How World War II Almost Broke American Politics

The nation that waged that war was racked by deep political divisions, some with echoes that are still reverberating today.

Famed aviator and outspoken isolationist Charles Lindbergh told a national radio audience in October 1939:
“Racial strength is vital, politics is a luxury.” Urging listeners to close ranks with Germany in a common struggle against “Asiatic intruders”—Russians, Persians, Turks and Jews—who would defile America’s “most priceless possession: our inheritance of European blood,”
Lindbergh tapped into a deep well of popular nativism. It was a theme he hammered relentlessly from his perch as a spokesman for the America First Committee, an anti-interventionist organization that marshaled considerable support from prominent names in business and industry to oppose aid to Britain and France.
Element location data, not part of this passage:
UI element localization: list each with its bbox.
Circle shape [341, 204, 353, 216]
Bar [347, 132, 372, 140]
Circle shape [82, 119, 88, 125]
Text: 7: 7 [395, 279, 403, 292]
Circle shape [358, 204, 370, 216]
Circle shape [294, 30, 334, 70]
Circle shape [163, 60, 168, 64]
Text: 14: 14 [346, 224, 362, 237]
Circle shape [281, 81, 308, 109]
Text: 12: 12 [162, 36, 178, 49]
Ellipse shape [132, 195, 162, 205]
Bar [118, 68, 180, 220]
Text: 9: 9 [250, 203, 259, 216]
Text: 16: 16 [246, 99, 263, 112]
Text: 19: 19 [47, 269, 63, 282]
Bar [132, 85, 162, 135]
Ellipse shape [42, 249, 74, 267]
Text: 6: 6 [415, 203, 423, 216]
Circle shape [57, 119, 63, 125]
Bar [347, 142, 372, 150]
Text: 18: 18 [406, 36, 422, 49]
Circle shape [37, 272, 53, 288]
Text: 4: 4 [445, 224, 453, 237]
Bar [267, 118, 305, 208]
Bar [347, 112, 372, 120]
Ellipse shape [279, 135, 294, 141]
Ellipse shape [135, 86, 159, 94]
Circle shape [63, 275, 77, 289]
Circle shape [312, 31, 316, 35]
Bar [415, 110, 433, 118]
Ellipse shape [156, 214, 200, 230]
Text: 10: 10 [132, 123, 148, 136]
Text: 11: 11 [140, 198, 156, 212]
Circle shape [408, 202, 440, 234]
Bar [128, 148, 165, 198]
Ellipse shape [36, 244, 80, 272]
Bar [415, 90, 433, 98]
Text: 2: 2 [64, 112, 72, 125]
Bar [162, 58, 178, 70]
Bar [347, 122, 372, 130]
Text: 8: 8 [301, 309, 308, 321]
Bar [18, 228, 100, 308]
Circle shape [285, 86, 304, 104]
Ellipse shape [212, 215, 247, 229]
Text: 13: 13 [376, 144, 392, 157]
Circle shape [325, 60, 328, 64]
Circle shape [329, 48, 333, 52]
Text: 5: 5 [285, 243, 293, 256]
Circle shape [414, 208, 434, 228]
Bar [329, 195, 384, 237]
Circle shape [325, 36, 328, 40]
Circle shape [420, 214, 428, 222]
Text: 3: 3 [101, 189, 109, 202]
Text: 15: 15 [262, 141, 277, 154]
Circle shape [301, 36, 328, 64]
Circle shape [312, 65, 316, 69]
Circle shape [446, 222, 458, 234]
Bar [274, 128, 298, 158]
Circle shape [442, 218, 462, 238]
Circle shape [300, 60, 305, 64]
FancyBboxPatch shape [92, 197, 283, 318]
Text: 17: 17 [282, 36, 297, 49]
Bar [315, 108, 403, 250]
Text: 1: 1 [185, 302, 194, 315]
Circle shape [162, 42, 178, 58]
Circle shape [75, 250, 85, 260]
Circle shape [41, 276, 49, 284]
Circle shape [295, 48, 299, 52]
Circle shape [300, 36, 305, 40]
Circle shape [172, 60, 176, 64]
In an editorial titled “A Plea for Realism,” the Wall Street Journal argued in 1940 that “our job today is not to stop Hitler,” who had “already determined the broad lines of our national life at least for another generation.”
Instead, Americans would better direct their focus to “modernize our thinking and our national planning,” a none-too-subtle nod to Nazi state planning and central power.

On the West Coast, the Office of War Information encountered widespread rumors that Japanese Americans confined to internment camps were living high on the hog in the camps: consuming meat, sugar and other items that fell under scarce rationing; burning gasoline during long joy rides; and buying up household luxuries.